The wavelet transform of a time series X is given by

$${W}_{n}^{x}({\rm{s}})=\sqrt{\frac{2\delta t}{s}}\sum _{n^{\prime} =0}^{N-1}{x}_{{n}^{\text{'}}}{\psi }^{\ast }[\frac{(n^{\prime} -n)\delta t}{s}],$$
(1)

where \(\psi \) is the Morlet wavelet given by

$$\psi (\eta )={\pi }^{-1/4}{e}^{i{\omega }_{0}\eta }{e}^{-\frac{1}{2}{\eta }^{2}},$$
(2)

\({\omega }_{0}=6\) is the dimensionless frequency, t is time, s is the wavelet scale, \(\delta t\) is a time step (1 month) determined from the data, N = 792 is the length of the time series, and \(\eta =s\cdot t\) 50, 52. The asterisk in Eq. 1 denotes the complex conjugate. The wavelet transform was computed at a discrete set of scales \(({s}_{j};j=0,\,1,\ldots ,\,J)\), with

$${s}_{j}={s}_{0}{2}^{j\delta },$$
(3)
$$J={\delta }^{-1}lo{g}_{2}(N\delta t/{s}_{0}),$$
(4)

and δ = 0.5.

The correlation between two time series was computed as a function of time using scale-averaged coherence. The scale-averaged coherence between a time series X and Y is given by

$${R}_{n}^{2}=\frac{{|\sum _{j=0}^{J}{W}_{n}^{xy}({s}_{j})|}^{2}}{(\sum _{j=0}^{J}{|{W}_{n}^{x}({s}_{j})|}^{2})(\sum _{j=0}^{J}{|{W}_{n}^{y}({s}_{j})|}^{2})},$$
(5)

where \({W}_{n}^{xy}\)(s j ) is the cross-wavelet transform between X and Y. The quantity is bounded by 0 and 1 by the Schwartz inequality. If \({R}_{n}^{2}\) = 1, then there is a perfect association between the two time series at the time index n and \({R}_{n}^{2}\) = 0 indicates no association between the time series. The temporal resolution of \({R}_{n}^{2}\) is approximately twice the decorrelation length of the Morlet wavelet at s 0 = 2, which is 5.7 months in the present study.

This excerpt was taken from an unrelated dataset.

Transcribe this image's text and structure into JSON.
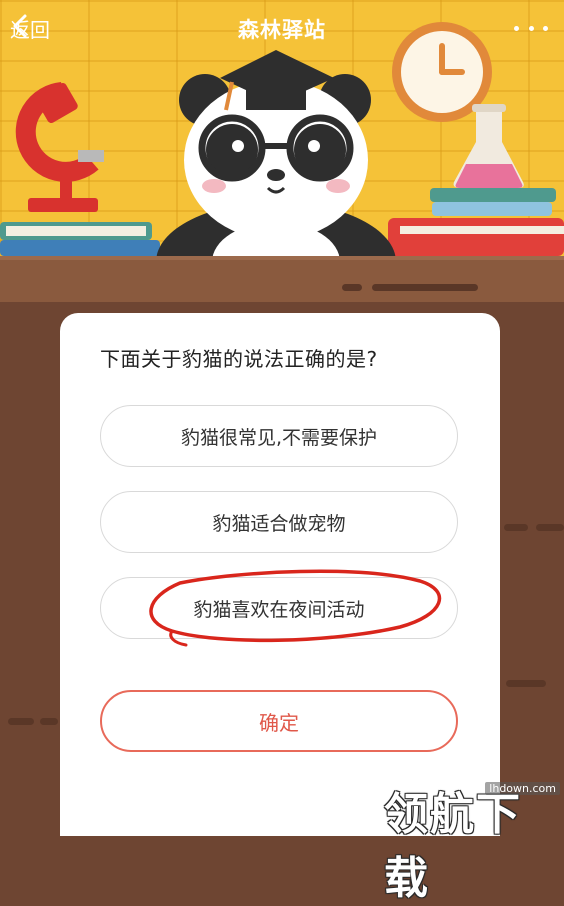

The statistical significance of the trends for \({R}_{n}^{2}\) was also assessed using Monte Carlo methods. Red-noise time series with the same lag-1 autocorrelation coefficients and lengths as the input time series were generated 1,000 times. For each of the synthetic time series, \({R}_{n}^{2}\) was computed and a linear trend was fitted to the data using least-squares regression. The absolute value of the slopes was computed to create a null distribution of 1000 slope magnitudes. The 95th percentile of the null distribution was used as the critical level of the test applied at the 5% significance level.